Der erste Weg führte Jenewein und Maffey fast folgerichtig zum Lawinenwarndienst Tirol, bei dem sie mit ihrer Idee vorstellig wurden und die zu Beginn wohl wichtigste Frage stellten: Kann man so etwas in der Praxis brauchen? Man kann, denn tatsächlich hadern auch Experten mit der aufwändigen Temperaturaufnahme. Da diese allerdings ein wesentliches Element eines Schneeprofiles ist, weil sich darüber unter anderem Rückschlüsse auf die einzelnen Schneeschichten und folglich auch über die Lawinensituation ziehen lassen, kommt man nicht drumherum. Die weitere Entwicklung der Sonde erfolgte infolgedessen in enger Abstimmung mit dem Lawinenwarndienst, der dazu wertvollen Input liefert und – geht es nach den beiden Jungs – das Gerät a la longue selbst im Einsatz haben soll, um Temperaturmessungen rascher und damit häufiger durchführen zu können. Weil der langfristige Plan ist, Avalano auch privaten Tourengehern zu Verfügung zu stellen, haben sich Patrick Jenewein und Marcel Maffey dazu entschlossen, kein neues, eigenständiges Gerät dafür zu kreieren, sondern Bestehendes zu adaptieren, um die Anwendung so unkompliziert wie möglich zu gestalten. „Wir haben bewusst ein Gerät verwendet, das die meisten Tourengeher ohnehin dabeihaben: eine Lawinensonde.

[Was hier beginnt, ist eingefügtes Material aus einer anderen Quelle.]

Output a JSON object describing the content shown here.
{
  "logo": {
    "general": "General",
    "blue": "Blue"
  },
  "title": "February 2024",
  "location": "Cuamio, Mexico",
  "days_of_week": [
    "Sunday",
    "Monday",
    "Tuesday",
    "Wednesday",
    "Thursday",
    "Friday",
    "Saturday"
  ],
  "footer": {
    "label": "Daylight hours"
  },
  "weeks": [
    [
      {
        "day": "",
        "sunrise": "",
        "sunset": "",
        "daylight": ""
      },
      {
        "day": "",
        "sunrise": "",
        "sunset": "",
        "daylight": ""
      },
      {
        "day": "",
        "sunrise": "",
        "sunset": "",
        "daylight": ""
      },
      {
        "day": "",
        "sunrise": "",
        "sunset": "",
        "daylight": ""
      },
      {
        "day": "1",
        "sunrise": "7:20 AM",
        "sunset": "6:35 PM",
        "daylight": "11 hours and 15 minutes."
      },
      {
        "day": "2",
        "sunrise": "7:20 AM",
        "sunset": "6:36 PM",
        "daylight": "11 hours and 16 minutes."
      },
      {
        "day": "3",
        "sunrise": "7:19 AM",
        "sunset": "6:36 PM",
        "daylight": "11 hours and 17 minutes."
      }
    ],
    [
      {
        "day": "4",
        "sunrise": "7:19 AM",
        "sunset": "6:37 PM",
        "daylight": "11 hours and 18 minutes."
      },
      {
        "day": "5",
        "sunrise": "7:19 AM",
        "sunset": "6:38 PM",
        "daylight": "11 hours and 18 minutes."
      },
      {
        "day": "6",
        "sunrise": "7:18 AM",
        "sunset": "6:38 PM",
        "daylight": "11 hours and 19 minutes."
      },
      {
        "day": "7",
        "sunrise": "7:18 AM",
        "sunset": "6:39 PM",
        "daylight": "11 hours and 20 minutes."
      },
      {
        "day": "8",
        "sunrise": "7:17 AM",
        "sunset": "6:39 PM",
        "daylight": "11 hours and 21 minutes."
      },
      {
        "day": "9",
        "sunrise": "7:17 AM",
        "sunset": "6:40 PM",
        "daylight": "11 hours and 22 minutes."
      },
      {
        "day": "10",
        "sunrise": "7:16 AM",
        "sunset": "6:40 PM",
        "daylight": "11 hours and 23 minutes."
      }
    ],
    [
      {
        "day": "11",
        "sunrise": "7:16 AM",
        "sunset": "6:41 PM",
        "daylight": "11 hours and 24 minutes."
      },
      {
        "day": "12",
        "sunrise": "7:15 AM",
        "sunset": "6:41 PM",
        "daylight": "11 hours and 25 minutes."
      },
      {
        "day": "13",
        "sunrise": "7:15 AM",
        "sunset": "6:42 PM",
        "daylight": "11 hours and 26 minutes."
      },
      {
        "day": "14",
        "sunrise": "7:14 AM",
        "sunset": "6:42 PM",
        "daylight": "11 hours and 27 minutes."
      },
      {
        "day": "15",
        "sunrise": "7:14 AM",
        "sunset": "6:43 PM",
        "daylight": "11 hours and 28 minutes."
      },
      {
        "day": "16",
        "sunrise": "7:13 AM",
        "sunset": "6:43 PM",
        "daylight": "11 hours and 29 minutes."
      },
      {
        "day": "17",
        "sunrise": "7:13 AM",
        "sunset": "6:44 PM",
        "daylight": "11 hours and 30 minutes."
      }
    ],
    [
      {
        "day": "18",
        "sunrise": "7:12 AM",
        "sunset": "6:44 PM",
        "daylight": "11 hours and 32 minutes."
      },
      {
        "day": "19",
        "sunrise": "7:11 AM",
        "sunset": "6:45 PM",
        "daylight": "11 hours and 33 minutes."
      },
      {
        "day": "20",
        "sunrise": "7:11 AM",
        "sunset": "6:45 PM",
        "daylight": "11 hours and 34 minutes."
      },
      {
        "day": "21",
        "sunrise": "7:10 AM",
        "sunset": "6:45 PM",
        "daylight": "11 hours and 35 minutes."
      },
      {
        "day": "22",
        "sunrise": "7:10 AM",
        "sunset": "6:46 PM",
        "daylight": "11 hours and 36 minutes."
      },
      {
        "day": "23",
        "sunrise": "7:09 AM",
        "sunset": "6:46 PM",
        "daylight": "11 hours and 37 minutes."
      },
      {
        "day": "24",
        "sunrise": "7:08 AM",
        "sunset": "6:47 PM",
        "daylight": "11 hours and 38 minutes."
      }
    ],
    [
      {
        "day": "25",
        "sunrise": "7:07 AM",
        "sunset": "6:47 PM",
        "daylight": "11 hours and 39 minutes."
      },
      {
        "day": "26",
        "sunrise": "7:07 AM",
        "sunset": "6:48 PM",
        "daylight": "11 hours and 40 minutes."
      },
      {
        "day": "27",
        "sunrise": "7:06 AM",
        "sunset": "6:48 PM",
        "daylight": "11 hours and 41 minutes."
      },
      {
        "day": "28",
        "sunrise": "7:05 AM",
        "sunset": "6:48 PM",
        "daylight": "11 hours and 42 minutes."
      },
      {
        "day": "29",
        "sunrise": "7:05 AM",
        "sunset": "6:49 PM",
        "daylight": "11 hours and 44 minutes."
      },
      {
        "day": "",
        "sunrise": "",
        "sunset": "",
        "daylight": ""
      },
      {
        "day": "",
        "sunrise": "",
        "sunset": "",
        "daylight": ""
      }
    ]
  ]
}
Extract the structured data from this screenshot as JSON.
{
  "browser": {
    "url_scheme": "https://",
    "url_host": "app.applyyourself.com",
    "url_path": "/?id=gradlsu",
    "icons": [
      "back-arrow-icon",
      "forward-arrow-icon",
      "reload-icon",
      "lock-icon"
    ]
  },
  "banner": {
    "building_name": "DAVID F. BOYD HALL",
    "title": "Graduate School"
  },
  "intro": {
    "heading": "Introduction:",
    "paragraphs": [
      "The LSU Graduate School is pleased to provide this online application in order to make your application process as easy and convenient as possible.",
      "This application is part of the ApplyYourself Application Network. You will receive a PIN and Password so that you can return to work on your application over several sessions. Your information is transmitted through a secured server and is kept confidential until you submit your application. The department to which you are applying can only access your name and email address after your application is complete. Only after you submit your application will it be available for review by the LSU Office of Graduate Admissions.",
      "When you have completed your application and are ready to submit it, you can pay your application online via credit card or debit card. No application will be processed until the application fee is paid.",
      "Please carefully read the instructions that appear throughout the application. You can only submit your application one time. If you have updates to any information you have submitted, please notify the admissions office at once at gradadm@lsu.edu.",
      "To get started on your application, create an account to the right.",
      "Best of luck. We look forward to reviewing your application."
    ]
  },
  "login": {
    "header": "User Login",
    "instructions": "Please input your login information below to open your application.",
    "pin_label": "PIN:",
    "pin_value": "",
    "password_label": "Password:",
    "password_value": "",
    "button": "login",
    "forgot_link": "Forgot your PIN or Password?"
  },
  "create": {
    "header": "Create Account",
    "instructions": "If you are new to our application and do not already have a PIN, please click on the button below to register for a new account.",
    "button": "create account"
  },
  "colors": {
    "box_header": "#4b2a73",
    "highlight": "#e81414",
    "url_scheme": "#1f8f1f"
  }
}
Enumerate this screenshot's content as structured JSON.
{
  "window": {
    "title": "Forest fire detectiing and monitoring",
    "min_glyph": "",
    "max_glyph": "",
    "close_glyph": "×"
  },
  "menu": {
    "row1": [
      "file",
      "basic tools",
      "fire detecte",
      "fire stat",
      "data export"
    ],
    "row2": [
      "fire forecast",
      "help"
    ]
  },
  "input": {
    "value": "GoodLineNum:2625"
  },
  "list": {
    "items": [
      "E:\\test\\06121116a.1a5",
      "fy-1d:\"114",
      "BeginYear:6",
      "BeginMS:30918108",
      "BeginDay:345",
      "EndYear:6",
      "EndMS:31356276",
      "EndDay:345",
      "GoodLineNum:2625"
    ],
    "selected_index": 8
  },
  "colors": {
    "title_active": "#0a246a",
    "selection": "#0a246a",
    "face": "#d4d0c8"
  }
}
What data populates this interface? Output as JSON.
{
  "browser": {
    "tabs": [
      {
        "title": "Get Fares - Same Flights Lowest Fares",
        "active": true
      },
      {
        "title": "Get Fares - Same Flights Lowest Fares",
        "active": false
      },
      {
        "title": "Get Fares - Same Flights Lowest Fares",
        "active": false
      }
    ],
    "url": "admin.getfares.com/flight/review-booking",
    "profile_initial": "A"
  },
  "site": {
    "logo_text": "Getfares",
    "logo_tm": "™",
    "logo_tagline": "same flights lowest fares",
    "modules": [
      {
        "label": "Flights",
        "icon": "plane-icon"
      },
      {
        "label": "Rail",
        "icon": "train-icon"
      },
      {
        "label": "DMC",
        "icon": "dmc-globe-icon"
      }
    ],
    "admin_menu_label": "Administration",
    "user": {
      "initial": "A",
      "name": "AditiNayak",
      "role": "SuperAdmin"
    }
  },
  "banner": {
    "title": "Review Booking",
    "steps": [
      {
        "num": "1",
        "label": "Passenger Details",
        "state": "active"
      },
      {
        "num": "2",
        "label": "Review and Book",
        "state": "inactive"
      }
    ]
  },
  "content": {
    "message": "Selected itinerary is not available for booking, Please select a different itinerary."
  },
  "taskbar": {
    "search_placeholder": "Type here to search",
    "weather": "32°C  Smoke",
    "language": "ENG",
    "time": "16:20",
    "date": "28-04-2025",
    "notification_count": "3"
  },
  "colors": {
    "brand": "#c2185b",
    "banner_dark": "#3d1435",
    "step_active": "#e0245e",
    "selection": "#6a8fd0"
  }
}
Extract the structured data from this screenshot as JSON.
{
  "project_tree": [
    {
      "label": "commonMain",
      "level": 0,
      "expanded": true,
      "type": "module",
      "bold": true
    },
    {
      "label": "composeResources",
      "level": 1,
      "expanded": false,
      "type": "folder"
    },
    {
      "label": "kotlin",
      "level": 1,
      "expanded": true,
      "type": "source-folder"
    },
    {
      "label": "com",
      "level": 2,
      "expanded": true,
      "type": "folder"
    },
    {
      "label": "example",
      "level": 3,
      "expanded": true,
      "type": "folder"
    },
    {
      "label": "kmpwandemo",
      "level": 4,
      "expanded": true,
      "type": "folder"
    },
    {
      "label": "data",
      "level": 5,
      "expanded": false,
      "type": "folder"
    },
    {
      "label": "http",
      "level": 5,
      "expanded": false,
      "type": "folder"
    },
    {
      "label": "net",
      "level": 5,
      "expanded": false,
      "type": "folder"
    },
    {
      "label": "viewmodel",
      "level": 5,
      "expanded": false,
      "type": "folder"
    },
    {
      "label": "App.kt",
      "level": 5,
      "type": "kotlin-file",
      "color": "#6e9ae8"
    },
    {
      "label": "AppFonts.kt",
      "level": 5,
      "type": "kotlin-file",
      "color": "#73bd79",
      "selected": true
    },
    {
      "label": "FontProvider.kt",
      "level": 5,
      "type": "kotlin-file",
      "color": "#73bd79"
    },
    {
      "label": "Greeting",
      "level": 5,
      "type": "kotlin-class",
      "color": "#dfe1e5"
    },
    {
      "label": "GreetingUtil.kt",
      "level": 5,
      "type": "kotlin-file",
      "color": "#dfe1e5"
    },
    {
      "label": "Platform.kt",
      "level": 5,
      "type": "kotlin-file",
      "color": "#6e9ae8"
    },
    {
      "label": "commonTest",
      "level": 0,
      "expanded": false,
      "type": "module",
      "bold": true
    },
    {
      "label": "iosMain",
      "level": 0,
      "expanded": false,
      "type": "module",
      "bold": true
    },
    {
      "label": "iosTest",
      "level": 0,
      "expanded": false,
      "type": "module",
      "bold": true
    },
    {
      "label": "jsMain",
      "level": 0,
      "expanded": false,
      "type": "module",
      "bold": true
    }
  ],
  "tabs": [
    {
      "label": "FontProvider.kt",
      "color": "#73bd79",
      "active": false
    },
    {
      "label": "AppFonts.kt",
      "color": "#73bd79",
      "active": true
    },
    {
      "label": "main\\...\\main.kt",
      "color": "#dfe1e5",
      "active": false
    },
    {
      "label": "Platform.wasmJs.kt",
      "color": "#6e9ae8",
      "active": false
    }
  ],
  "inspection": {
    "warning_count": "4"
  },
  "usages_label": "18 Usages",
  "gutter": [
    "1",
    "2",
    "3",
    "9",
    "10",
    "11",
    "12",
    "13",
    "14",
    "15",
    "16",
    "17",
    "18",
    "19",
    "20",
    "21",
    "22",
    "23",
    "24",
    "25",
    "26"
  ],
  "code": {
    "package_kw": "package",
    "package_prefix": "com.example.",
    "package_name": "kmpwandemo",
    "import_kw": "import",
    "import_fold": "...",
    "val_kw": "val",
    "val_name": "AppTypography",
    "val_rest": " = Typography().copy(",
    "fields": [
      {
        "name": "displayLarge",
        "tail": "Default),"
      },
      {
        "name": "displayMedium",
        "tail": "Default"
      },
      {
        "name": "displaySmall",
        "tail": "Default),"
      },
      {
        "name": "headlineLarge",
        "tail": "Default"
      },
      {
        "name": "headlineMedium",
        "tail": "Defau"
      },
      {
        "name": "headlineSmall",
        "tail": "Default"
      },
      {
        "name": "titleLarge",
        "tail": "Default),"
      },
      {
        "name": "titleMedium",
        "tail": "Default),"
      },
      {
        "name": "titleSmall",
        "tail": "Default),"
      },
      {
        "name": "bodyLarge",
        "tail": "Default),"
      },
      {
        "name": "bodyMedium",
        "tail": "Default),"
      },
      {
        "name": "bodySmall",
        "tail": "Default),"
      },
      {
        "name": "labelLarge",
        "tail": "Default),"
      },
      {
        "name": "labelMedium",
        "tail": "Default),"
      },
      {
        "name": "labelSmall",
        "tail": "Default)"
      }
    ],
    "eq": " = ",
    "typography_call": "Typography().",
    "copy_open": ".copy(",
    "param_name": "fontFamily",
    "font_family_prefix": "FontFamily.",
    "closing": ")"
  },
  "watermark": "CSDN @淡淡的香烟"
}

Diese wird entsprechend aufgerüstet, man steckt sie ganz unkompliziert in den Schnee, schaltet ein und lässt sie messen.“

Der Prototyp hat vorerst drei Tempertaurentnahmestellen in Form eines Aluminiumrings mit Temperatursensor bekommen, der die Daten an den Header, also die Elektronik am oberen Ende der Sonde, sendet, der diese wiederum an eine eigens programmierte App weiterleitet, die sie einfach und auch für Laien verständlich aufbereitet. Im Endprodukt sollen die Messstellen auf zehn ausgeweitet werden, um noch präzisere Daten zu erhalten. „Wir möchten mit Avalano zwei Dinge erreichen: Wir wollen die Temperaturmessung automatisieren, um sie schneller und einfacher zu machen und es dadurch ermöglichen, dass Messungen öfter durchgeführt werden können, um punktuell bessere Ergebnisse zu erzielen. Auf der anderen Seite sollen über die Zeit Daten gesammelt werden, um in Zukunft anhand der Temperaturverläufe Vorhersagen zur Lawinensituation treffen zu können“, erklären die beiden Schüler. Dem Tourengeher soll sohin ein Tool an die Hand gegeben werden, mit dem er selbst vor Ort die potenzielle Lawinengefahr überprüfen und sich folglich überlegen kann, weiterzugehen oder umzukehren. 100-prozentige Sicherheit gibt es selbstverständlich auch dann nicht, der Berg hat seine ganz eigenen Gesetze, Avalano aber ermöglicht es, einen Einblick in die Schneeschichten unter einem zu haben, die bis dahin einfach nur Weiß waren. „Uns war es vor allem wichtig, dass das Gerät einfach und mit wenigen Handgriffen zu bedienen ist. Wenn wir Avalano einem Tourengeher in die Hand drücken und er weiß nichts damit anzufangen, geht der Sinn dahinter verloren. Wir finden, Avalano ist sehr anwenderfreundlich geworden und in Kombination mit der Lawinensonde macht es vielmehr Sinn als ein zusätzliches externes Gerät“, sagt Maffey. Denkbar wäre auch, Avalano künftig stationär an Wetterstationen zu koppeln, um somit regelmäßig Daten zu senden.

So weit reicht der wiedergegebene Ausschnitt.